Overhead shot of three slices of White Bean Toast on a grey marble board.

This hearty toast combines the crunch and chew of Italian ciabatta bread with a hearty bean spread and the tang and saltiness of the tomatoes and pancetta. The rosemary adds a woodsy note too, making me feel like I should be eating this in front of a fire crackling away in the corner of the room. All the ingredients are classic Italian combinations and this toast is in fact hearty enough to be a first course or even a light dinner (if you use a large slice of bread) served with a side salad. 

For other toast ideas, click here or here or here.

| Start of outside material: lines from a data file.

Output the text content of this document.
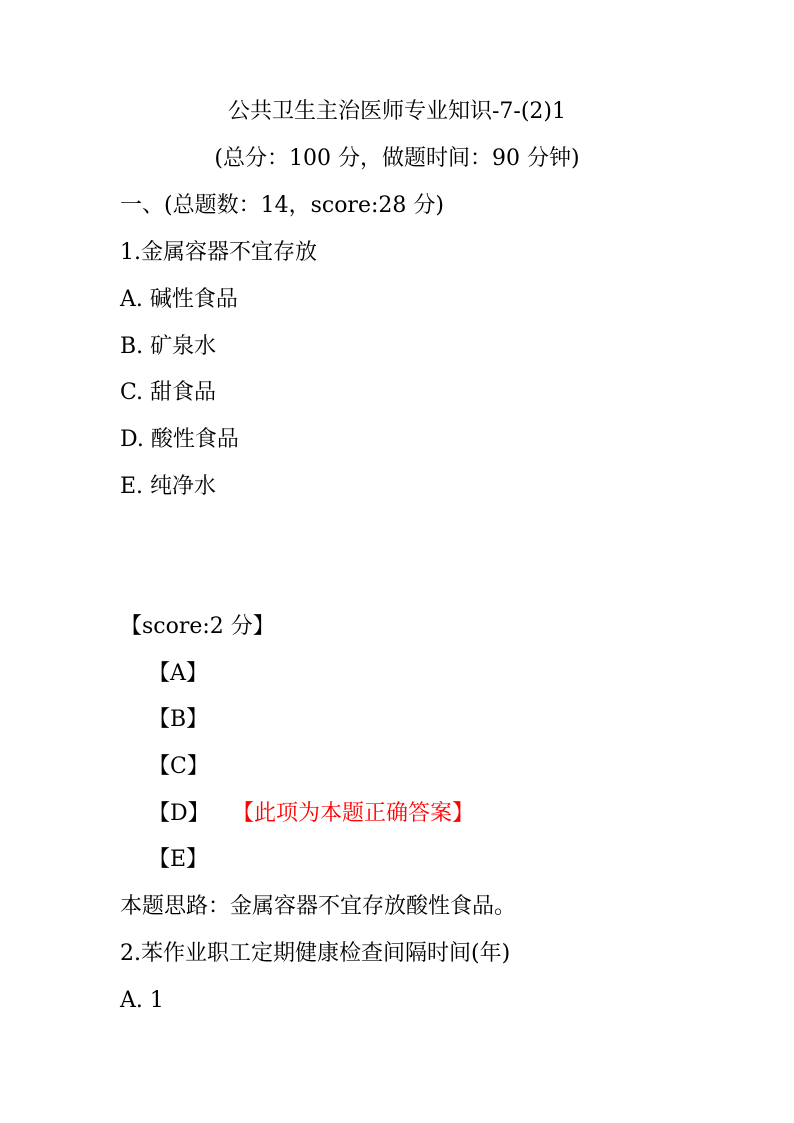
公共卫生主治医师专业知识-7-(2)1
(总分：100 分，做题时间：90 分钟)
一、(总题数：14，score:28 分)
1.金属容器不宜存放
A. 碱性食品
B. 矿泉水
C. 甜食品
D. 酸性食品
E. 纯净水
【score:2 分】
【A】
【B】
【C】
【D】 【此项为本题正确答案】
【E】
本题思路：金属容器不宜存放酸性食品。
2.苯作业职工定期健康检查间隔时间(年)
A. 1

White Bean Toasts with Burst Grape Tomatoes and Pancetta

  • Prep Time: 15 m
  • Cook Time: 12 m
  • Total Time: 27 m
  • Servings:


  • 8 ounces pancetta
  • 1 cup grape tomatoes
  • 15 ounce cannellini beans drained and rinsed
  • 1 to 2 tablespoons olive oil
  • 1 tablespoon chopped fresh rosemary
  • salt and freshly ground black pepper
  • 4 slices thick-sliced Ciabatta bread
  • chopped fresh chives


  1. Pre-heat the air fryer to 400°F.
  2. Cut the pancetta into ½-inch cubes and toss them into the air fryer basket. Air-fry at 400ºFfor 8 minutes. Give the air fryer basket a shake and toss in the grape tomatoes. Air-fry for another 5 to 7 minutes, until the skin on the tomatoes just starts to burst open and the pancetta is crispy. (Alternatively you can cook the pancetta in a sauté pan on the stovetop. Add the grape tomatoes when the pancetta just starts to brown and cook the two together for a few more minutes until the skin on the tomatoes just starts to burst open.) Set the pancetta and tomatoes aside.
  3. Place the cannellini beans and olive oil in a large bowl. Smash the beans with the back of a fork until they are coarsely mashed, stir in the rosemary and season to taste with salt and freshly ground black pepper.
  4. Brush the bread slices generously with olive oil and place them in the air fryer. Air-fry at 400ºF for 5 minutes, turning them over for even browning. (If you are making this on the stovetop, heat a large sauté pan over medium-high heat. Drizzle with olive oil to coat the bottom of the pan. Fry the bread slices on both sides until toasted and light brown, adding more oil as needed.)
  5. Assemble the toasts by first spreading some of the mashed cannellini bean mixture on each toasted slice. Top with some pancetta and burst tomatoes, season with a couple twists of freshly ground black pepper and garnish with fresh chopped chives. Serve warm or at room temperature a slice as an appetizer or cut into triangles to serve as hors d’ouevres.